Penggeledahan yang dimulai sekitar pukul 10.30 Wita itu masih berlangsung hingga pukul 13.47 Wita. Tim yang dipimpin Aspidsus Kejati Sulsel, Rachmat Supriady, memeriksa sejumlah dokumen di ruangan Bidang SMA Disdik Sulsel.
Sejumlah penyidik tampak keluar masuk ruangan tersebut. Proses penggeledahan juga mendapat pengamanan dari personel kepolisian dan TNI.
Sebelum penggeledahan, penyidik telah memeriksa puluhan kepala sekolah yang sekolahnya menjadi penerima program Smart Library. “Sejauh ini sudah puluhan kepala sekolah diperiksa sebagai saksi terkait dugaan korupsi proyek perpustakaan digital (smart library) pada Dinas Pendidikan Sulawesi Selatan tahun anggaran 2022–2023. Tapi jumlah pastinya, kami belum tahu,” ucap Kasi Penkum Kejati Sulsel, Soetarmi.
Mantan Kadisdik Sulsel, Setiawan Aswad, juga telah dimintai keterangan terkait pelaksanaan proyek tersebut.
Proyek Smart Library dikerjakan dalam dua tahap. Pada tahun 2022, anggaran yang digelontorkan lebih dari Rp 3,4 miliar. Sedangkan pada tahun 2023, anggarannya membengkak menjadi lebih dari Rp 9 miliar. Total keseluruhan mencapai lebih dari Rp 13 miliar.
Soetarmi membenarkan adanya penggeledahan yang dilakukan tim penyidik. “Iya betul (ada penggeledahan),” kata Soetarmi. Menurutnya, penggeledahan berkaitan dengan pendalaman kasus dugaan korupsi proyek perpustakaan digital yang saat ini tengah diselidiki Kejati Sulsel. “Informasi dari Kasi Dik terkait pemeriksaan dugaan perpus Digital,” ujarnya.

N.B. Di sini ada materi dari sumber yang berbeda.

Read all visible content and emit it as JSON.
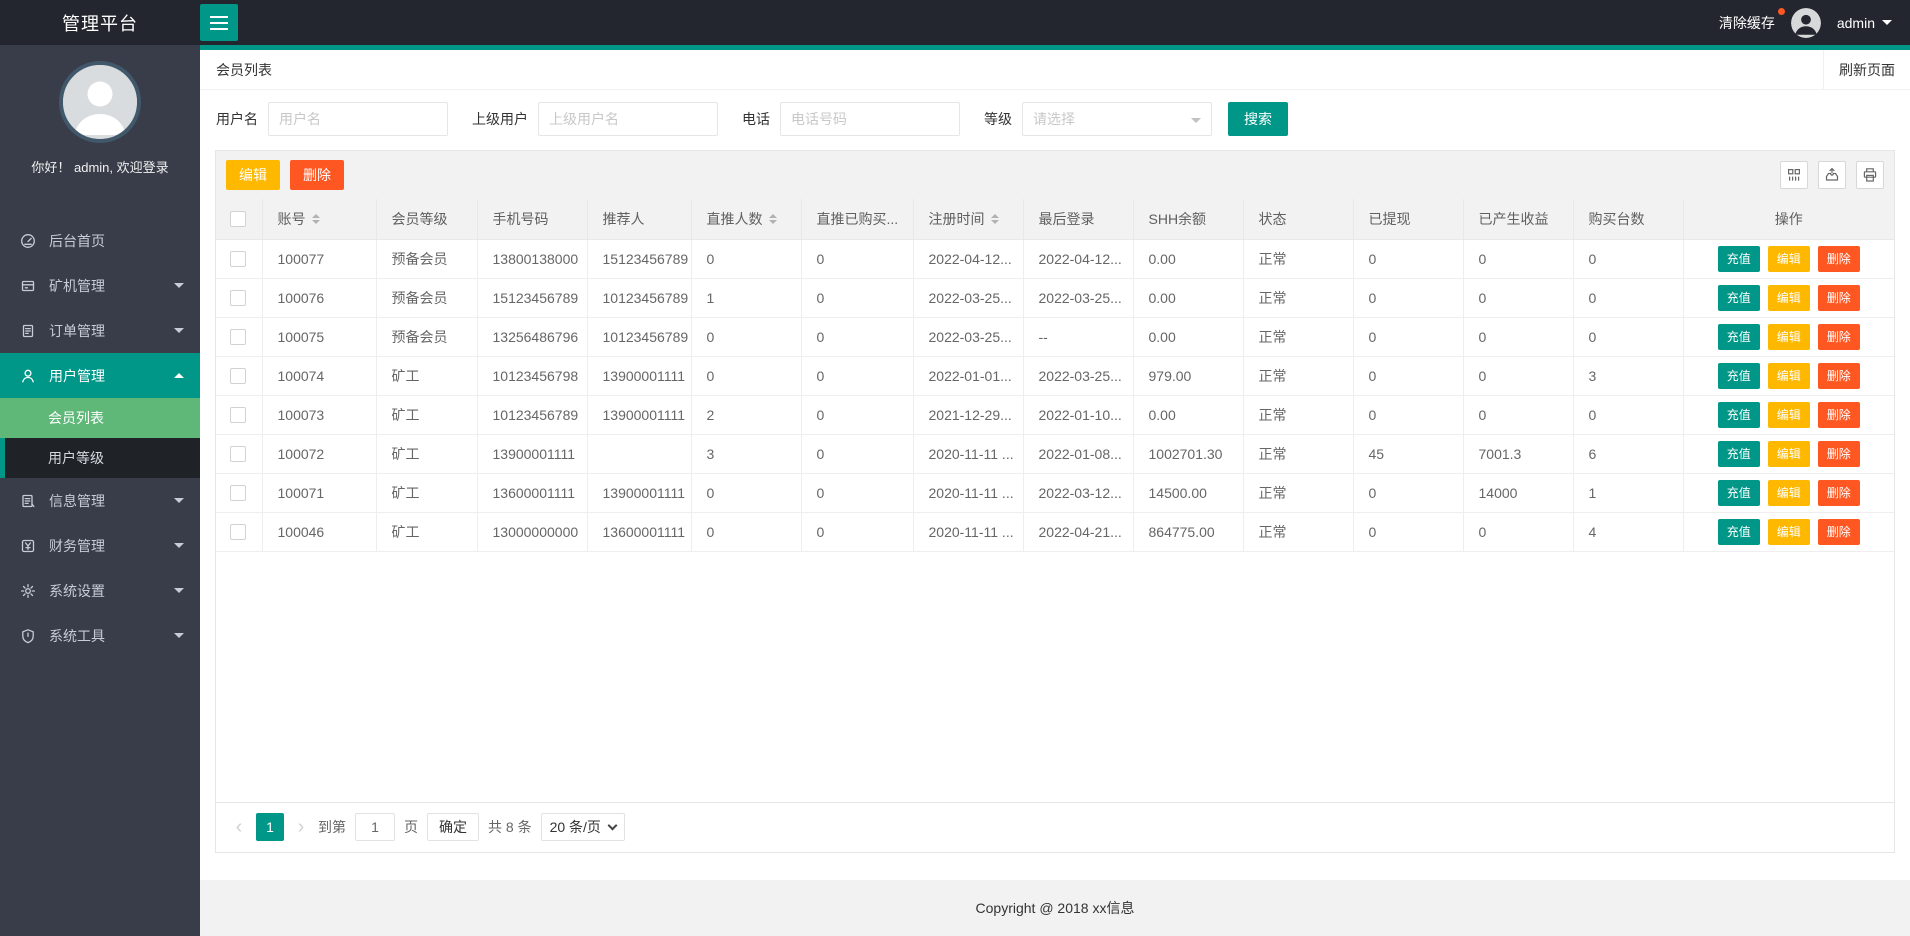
{
  "colors": {
    "accent": "#009688",
    "submenu_green": "#5fb878",
    "warn_yellow": "#ffb800",
    "danger_red": "#ff5722",
    "header_bg": "#23262e",
    "sidebar_bg": "#393d49"
  },
  "header": {
    "app_title": "管理平台",
    "clear_cache": "清除缓存",
    "username": "admin"
  },
  "sidebar": {
    "greeting": "你好！ admin, 欢迎登录",
    "items": [
      {
        "name": "home",
        "label": "后台首页",
        "icon": "dashboard-icon",
        "expandable": false,
        "active": false
      },
      {
        "name": "miner",
        "label": "矿机管理",
        "icon": "miner-icon",
        "expandable": true,
        "active": false
      },
      {
        "name": "order",
        "label": "订单管理",
        "icon": "order-icon",
        "expandable": true,
        "active": false
      },
      {
        "name": "user",
        "label": "用户管理",
        "icon": "user-icon",
        "expandable": true,
        "active": true,
        "children": [
          {
            "name": "member-list",
            "label": "会员列表",
            "active": true
          },
          {
            "name": "user-level",
            "label": "用户等级",
            "active": false
          }
        ]
      },
      {
        "name": "info",
        "label": "信息管理",
        "icon": "info-icon",
        "expandable": true,
        "active": false
      },
      {
        "name": "finance",
        "label": "财务管理",
        "icon": "finance-icon",
        "expandable": true,
        "active": false
      },
      {
        "name": "settings",
        "label": "系统设置",
        "icon": "settings-icon",
        "expandable": true,
        "active": false
      },
      {
        "name": "tools",
        "label": "系统工具",
        "icon": "tools-icon",
        "expandable": true,
        "active": false
      }
    ]
  },
  "page": {
    "title": "会员列表",
    "refresh_label": "刷新页面"
  },
  "filters": {
    "fields": [
      {
        "label": "用户名",
        "placeholder": "用户名"
      },
      {
        "label": "上级用户",
        "placeholder": "上级用户名"
      },
      {
        "label": "电话",
        "placeholder": "电话号码"
      },
      {
        "label": "等级",
        "placeholder": "请选择"
      }
    ],
    "search_label": "搜索"
  },
  "toolbar": {
    "edit_label": "编辑",
    "delete_label": "删除",
    "icons": [
      "columns-icon",
      "export-icon",
      "print-icon"
    ]
  },
  "table": {
    "columns": [
      {
        "label": "账号",
        "sortable": true
      },
      {
        "label": "会员等级",
        "sortable": false
      },
      {
        "label": "手机号码",
        "sortable": false
      },
      {
        "label": "推荐人",
        "sortable": false
      },
      {
        "label": "直推人数",
        "sortable": true
      },
      {
        "label": "直推已购买...",
        "sortable": false
      },
      {
        "label": "注册时间",
        "sortable": true
      },
      {
        "label": "最后登录",
        "sortable": false
      },
      {
        "label": "SHH余额",
        "sortable": false
      },
      {
        "label": "状态",
        "sortable": false
      },
      {
        "label": "已提现",
        "sortable": false
      },
      {
        "label": "已产生收益",
        "sortable": false
      },
      {
        "label": "购买台数",
        "sortable": false
      },
      {
        "label": "操作",
        "sortable": false
      }
    ],
    "rows": [
      [
        "100077",
        "预备会员",
        "13800138000",
        "15123456789",
        "0",
        "0",
        "2022-04-12...",
        "2022-04-12...",
        "0.00",
        "正常",
        "0",
        "0",
        "0"
      ],
      [
        "100076",
        "预备会员",
        "15123456789",
        "10123456789",
        "1",
        "0",
        "2022-03-25...",
        "2022-03-25...",
        "0.00",
        "正常",
        "0",
        "0",
        "0"
      ],
      [
        "100075",
        "预备会员",
        "13256486796",
        "10123456789",
        "0",
        "0",
        "2022-03-25...",
        "--",
        "0.00",
        "正常",
        "0",
        "0",
        "0"
      ],
      [
        "100074",
        "矿工",
        "10123456798",
        "13900001111",
        "0",
        "0",
        "2022-01-01...",
        "2022-03-25...",
        "979.00",
        "正常",
        "0",
        "0",
        "3"
      ],
      [
        "100073",
        "矿工",
        "10123456789",
        "13900001111",
        "2",
        "0",
        "2021-12-29...",
        "2022-01-10...",
        "0.00",
        "正常",
        "0",
        "0",
        "0"
      ],
      [
        "100072",
        "矿工",
        "13900001111",
        "",
        "3",
        "0",
        "2020-11-11 ...",
        "2022-01-08...",
        "1002701.30",
        "正常",
        "45",
        "7001.3",
        "6"
      ],
      [
        "100071",
        "矿工",
        "13600001111",
        "13900001111",
        "0",
        "0",
        "2020-11-11 ...",
        "2022-03-12...",
        "14500.00",
        "正常",
        "0",
        "14000",
        "1"
      ],
      [
        "100046",
        "矿工",
        "13000000000",
        "13600001111",
        "0",
        "0",
        "2020-11-11 ...",
        "2022-04-21...",
        "864775.00",
        "正常",
        "0",
        "0",
        "4"
      ]
    ],
    "row_actions": [
      "充值",
      "编辑",
      "删除"
    ]
  },
  "pagination": {
    "prev": "‹",
    "page": "1",
    "next": "›",
    "goto_label": "到第",
    "goto_value": "1",
    "page_label": "页",
    "confirm_label": "确定",
    "total_label": "共 8 条",
    "page_size": "20 条/页"
  },
  "footer": {
    "copyright": "Copyright @ 2018 xx信息"
  }
}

Hingga berita ini diturunkan, tim penyidik masih berada di lokasi untuk menyelesaikan pemeriksaan dokumen. Belum diketahui apakah akan ada tersangka baru dalam kasus ini setelah pemeriksaan terhadap puluhan saksi dan mantan kadisdik.
Proyek Smart Library sendiri merupakan program pengadaan perpustakaan digital yang ditujukan untuk meningkatkan literasi di kalangan siswa SMA Negeri di Sulawesi Selatan. Namun, pelaksanaannya kini menjadi sorotan aparat penegak hukum.